Here are two scary stats for those looking to create a retirement nest egg:

  • Only 36% of those who work for businesses with between 10 and 100 employees in 2011 had access to a company-sponsored retirement plan, says the Employee Benefit Research Institute, and
  • A whopping 71% of businesses with fewer than 25 employees don’t have a company-sponsored plan, according to the Government Accountability Office.

That data was reported by USA Today.

Costly for businesses

The reason smaller businesses aren’t bigger players in the retirement savings game? They find it too expensive or burdensome to offer a retirement plan to their employees.

Well, the Senate Special Committee on Aging is out to change that. In the coming months, committee members Sen. Mike Enzi (R-WY) and Sen. Herb Kohl (D-WI) plan to introduce legislation that would let small businesses pool resources — and assets — in multiple employer plans.

This would be similar to arrangements that are allowed in the health insurance market in which employers are allowed to band together to negotiate more favorable insurance rates with insurers.
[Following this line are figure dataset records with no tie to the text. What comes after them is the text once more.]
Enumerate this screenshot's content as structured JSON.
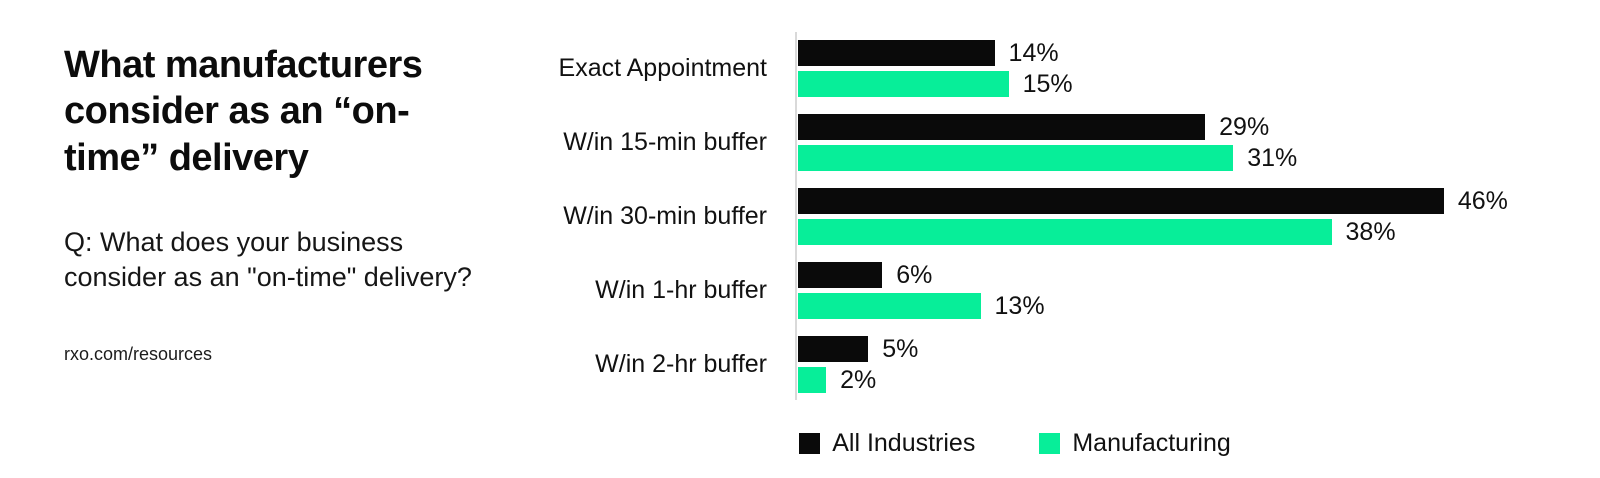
{
  "page": {
    "background": "#ffffff"
  },
  "left_panel": {
    "title": "What manufacturers consider as an “on-time” delivery",
    "question": "Q: What does your business consider as an \"on-time\" delivery?",
    "source": "rxo.com/resources"
  },
  "chart_data": {
    "type": "bar",
    "orientation": "horizontal",
    "title": "What manufacturers consider as an “on-time” delivery",
    "categories": [
      "Exact Appointment",
      "W/in 15-min buffer",
      "W/in 30-min buffer",
      "W/in 1-hr buffer",
      "W/in 2-hr buffer"
    ],
    "series": [
      {
        "name": "All Industries",
        "color": "#0a0a0a",
        "values": [
          14,
          29,
          46,
          6,
          5
        ]
      },
      {
        "name": "Manufacturing",
        "color": "#07ee99",
        "values": [
          15,
          31,
          38,
          13,
          2
        ]
      }
    ],
    "value_suffix": "%",
    "xlim": [
      0,
      50
    ],
    "grid": false,
    "axis_color": "#d9d9d9",
    "legend_position": "bottom"
  }
}
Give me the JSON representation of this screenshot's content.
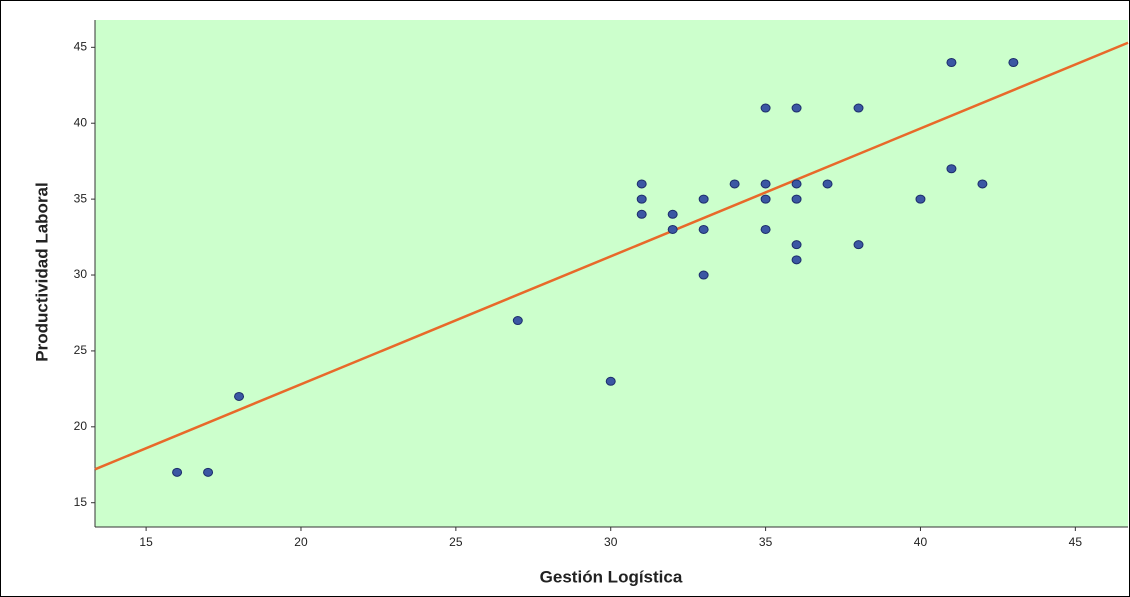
{
  "chart_data": {
    "type": "scatter",
    "x_label": "Gestión Logística",
    "y_label": "Productividad Laboral",
    "background": "#ccffcc",
    "color": "#3b57a3",
    "x": [
      16,
      17,
      18,
      27,
      30,
      31,
      31,
      31,
      32,
      32,
      33,
      33,
      33,
      34,
      35,
      35,
      35,
      35,
      36,
      36,
      36,
      36,
      36,
      37,
      38,
      38,
      40,
      41,
      41,
      42,
      43
    ],
    "values": [
      17,
      17,
      22,
      27,
      23,
      36,
      35,
      34,
      34,
      33,
      35,
      33,
      30,
      36,
      41,
      36,
      35,
      33,
      41,
      36,
      35,
      32,
      31,
      36,
      41,
      32,
      35,
      44,
      37,
      36,
      44
    ],
    "fit_line": {
      "color": "#e8692a",
      "x": [
        13.35,
        46.7
      ],
      "values": [
        17.2,
        45.3
      ]
    },
    "xlim": [
      13.35,
      46.7
    ],
    "xticks": [
      15,
      20,
      25,
      30,
      35,
      40,
      45
    ],
    "ylim": [
      13.4,
      46.8
    ],
    "yticks": [
      15,
      20,
      25,
      30,
      35,
      40,
      45
    ]
  }
}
The new multiple employer plans would allow companies to hire third-party financial experts to take on the administrative and fiduciary duties that turn so many small employers away from offering retirement plans.

The advertised result: Lower costs to employers, which would make offering retirement plans far more attractive.

However, it’s expected employers will retain some limited fiduciary liability in the areas of plan selection and fees.

Today, only small businesses that are related to each other in some way can pool their resources to create retirement plans. And even then they have to be sponsored by a group or association.

It’s being reported the proposed legislation has the backing of the U.S. Chamber of Commerce.